Mission and History

MISSION STATEMENT

The mission of Benjamin Franklin High School is to prepare students of high academic achievement to be successful in life.

HISTORY

Benjamin Franklin High School was founded in 1957 as a school for the gifted children of New Orleans. The founders had a vision. Inspired by the launch of Sputnik and the space race, an American educational revolution was just beginning. Opened ahead of the National Defense Education Act that would put new focus on science and mathematics, Ben Franklin was a public school with the best educators teaching the brightest in the city.  Admissions requirements with IQ testing were introduced, and in New Orleans, it was a first.

 

Ben Franklin developed a legacy of firsts. In a 1960 case, the U.S. Court of Appeals for the Fifth District stated that Franklin was “one of the finest schools in the country for superior students” and as such, should be open to all of the students of New Orleans. In 1963, Franklin became the first desegregated public high school in the city. By 1965 Franklin’s spirit for excellence had taken root, and the school saw 38 of the 96 seniors recognized by the National Merit Scholarship Corp.

 

Advanced Placement programs were added, and education evolved to keep up with technology. By 1990 Franklin students were limited only by an inadequate facility.  (The old Carrollton Courthouse, while a hub of great memories for the alumni, could barely hold the student body.  A “cafetorium” served as cafeteria, auditorium, gym, band practice hall, and meeting room. Portable classrooms from the 1950s offered limited space, and classrooms were used in neighboring churches. A lack of basic comforts, such as air conditioning, challenged an efficient learning environment.) With the Ben Franklin spirit and a hopeful vision, the school moved to the Leon C. Simon location in March 1990.

 

Hurricane Katrina proved the single greatest threat to the school in 2005. Flood damage, mud, and mildew growth left the school boarded up with no assurances for a future in a struggling city. But the Franklin vision could not be blinded. Franklin supporters, including administrators, faculty, parents, alumni, and friends, led by teacher Charles Firneno, did not wait for a federal go-ahead or city permission.  They went to work repairing the facility. Former Principal/CEO Carol Christen and Board President Duris Holmes ’80 spearheaded the effort to make Franklin a public charter school, raising more than $1.9 million in private funds. On Jan. 17, 2006, Benjamin Franklin's birthday, Benjamin Franklin High School opened as a public charter, the first public high school to reopen after the storm.

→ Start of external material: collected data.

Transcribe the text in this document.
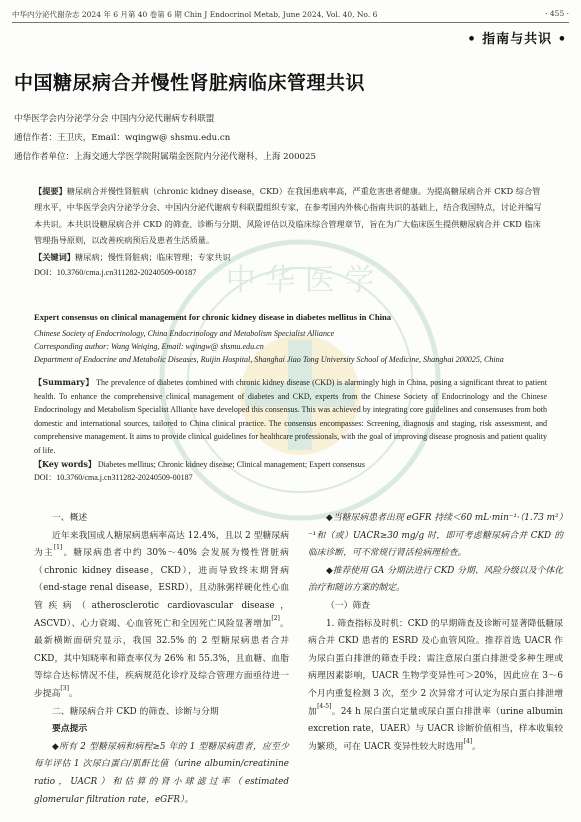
中华内分泌代谢杂志 2024 年 6 月第 40 卷第 6 期 Chin J Endocrinol Metab, June 2024, Vol. 40, No. 6	· 455 ·
• 指南与共识 •
中国糖尿病合并慢性肾脏病临床管理共识
中华医学会内分泌学分会 中国内分泌代谢病专科联盟
通信作者：王卫庆，Email：wqingw@ shsmu.edu.cn
通信作者单位：上海交通大学医学院附属瑞金医院内分泌代谢科，上海 200025
【提要】糖尿病合并慢性肾脏病（chronic kidney disease，CKD）在我国患病率高，严重危害患者健康。为提高糖尿病合并 CKD 综合管理水平，中华医学会内分泌学分会、中国内分泌代谢病专科联盟组织专家，在参考国内外核心指南共识的基础上，结合我国特点，讨论并编写本共识。本共识设糖尿病合并 CKD 的筛查、诊断与分期、风险评估以及临床综合管理章节，旨在为广大临床医生提供糖尿病合并 CKD 临床管理指导原则，以改善疾病预后及患者生活质量。
【关键词】糖尿病；慢性肾脏病；临床管理；专家共识
DOI：10.3760/cma.j.cn311282-20240509-00187 中 华 医 学
Expert consensus on clinical management for chronic kidney disease in diabetes mellitus in China
Chinese Society of Endocrinology, China Endocrinology and Metabolism Specialist Alliance
Corresponding author: Wang Weiqing, Email: wqingw@ shsmu.edu.cn
Department of Endocrine and Metabolic Diseases, Ruijin Hospital, Shanghai Jiao Tong University School of Medicine, Shanghai 200025, China
【Summary】 The prevalence of diabetes combined with chronic kidney disease (CKD) is alarmingly high in China, posing a significant threat to patient health. To enhance the comprehensive clinical management of diabetes and CKD, experts from the Chinese Society of Endocrinology and the Chinese Endocrinology and Metabolism Specialist Alliance have developed this consensus. This was achieved by integrating core guidelines and consensuses from both domestic and international sources, tailored to China clinical practice. The consensus encompasses: Screening, diagnosis and staging, risk assessment, and comprehensive management. It aims to provide clinical guidelines for healthcare professionals, with the goal of improving disease prognosis and patient quality of life.
【Key words】 Diabetes mellitus; Chronic kidney disease; Clinical management; Expert consensus
DOI：10.3760/cma.j.cn311282-20240509-00187

一、概述

近年来我国成人糖尿病患病率高达 12.4%，且以 2 型糖尿病为主[1]。糖尿病患者中约 30%～40% 会发展为慢性肾脏病（chronic kidney disease，CKD），进而导致终末期肾病（end-stage renal disease，ESRD），且动脉粥样硬化性心血管疾病（atherosclerotic cardiovascular disease，ASCVD）、心力衰竭、心血管死亡和全因死亡风险显著增加[2]。最新横断面研究显示，我国 32.5% 的 2 型糖尿病患者合并 CKD，其中知晓率和筛查率仅为 26% 和 55.3%，且血糖、血脂等综合达标情况不佳，疾病规范化诊疗及综合管理方面亟待进一步提高[3]。

二、糖尿病合并 CKD 的筛查、诊断与分期

要点提示

◆所有 2 型糖尿病和病程≥5 年的 1 型糖尿病患者，应至少每年评估 1 次尿白蛋白/肌酐比值（urine albumin/creatinine ratio，UACR）和估算的肾小球滤过率（estimated glomerular filtration rate，eGFR）。

◆当糖尿病患者出现 eGFR 持续＜60 mL·min⁻¹·（1.73 m²）⁻¹和（或）UACR≥30 mg/g 时，即可考虑糖尿病合并 CKD 的临床诊断，可不常规行肾活检病理检查。

◆推荐使用 GA 分期法进行 CKD 分期、风险分级以及个体化治疗和随访方案的制定。

（一）筛查

1. 筛查指标及时机：CKD 的早期筛查及诊断可显著降低糖尿病合并 CKD 患者的 ESRD 及心血管风险。推荐首选 UACR 作为尿白蛋白排泄的筛查手段；需注意尿白蛋白排泄受多种生理或病理因素影响，UACR 生物学变异性可＞20%，因此应在 3～6 个月内重复检测 3 次，至少 2 次异常才可认定为尿白蛋白排泄增加[4-5]。24 h 尿白蛋白定量或尿白蛋白排泄率（urine albumin excretion rate，UAER）与 UACR 诊断价值相当，样本收集较为繁琐，可在 UACR 变异性较大时选用[4]。
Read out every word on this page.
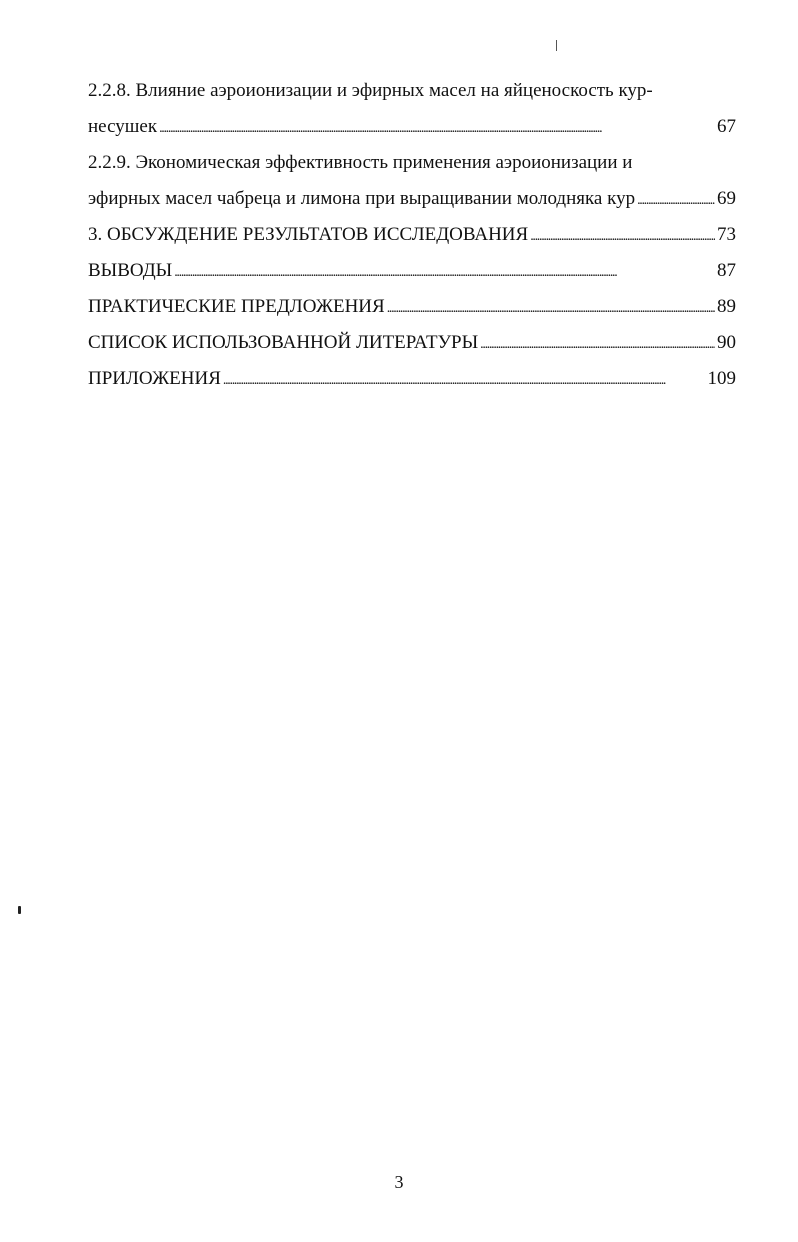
2.2.8. Влияние аэроионизации и эфирных масел на яйценоскость кур-
несушек . . .	67
2.2.9. Экономическая эффективность применения аэроионизации и
эфирных масел чабреца и лимона при выращивании молодняка кур . . .	69
3. ОБСУЖДЕНИЕ РЕЗУЛЬТАТОВ ИССЛЕДОВАНИЯ . . .	73
ВЫВОДЫ . . .	87
ПРАКТИЧЕСКИЕ ПРЕДЛОЖЕНИЯ . . .	89
СПИСОК ИСПОЛЬЗОВАННОЙ ЛИТЕРАТУРЫ . . .	90
ПРИЛОЖЕНИЯ . . .	109
3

In the years since Katrina, we have worked hard to recruit new students, and we now have a robust and diverse student body of 1,000 students from every neighborhood in the city. Our academic achievements grow with each graduating class, and our vision has evolved. We are consistently named the No. 1 school in the state, and U.S. News & World Report ranks us as the No. 15 charter school in the nation. Now as at the time of our founding, however, our mission remains the same: We prepare students of high academic achievement to be successful in life.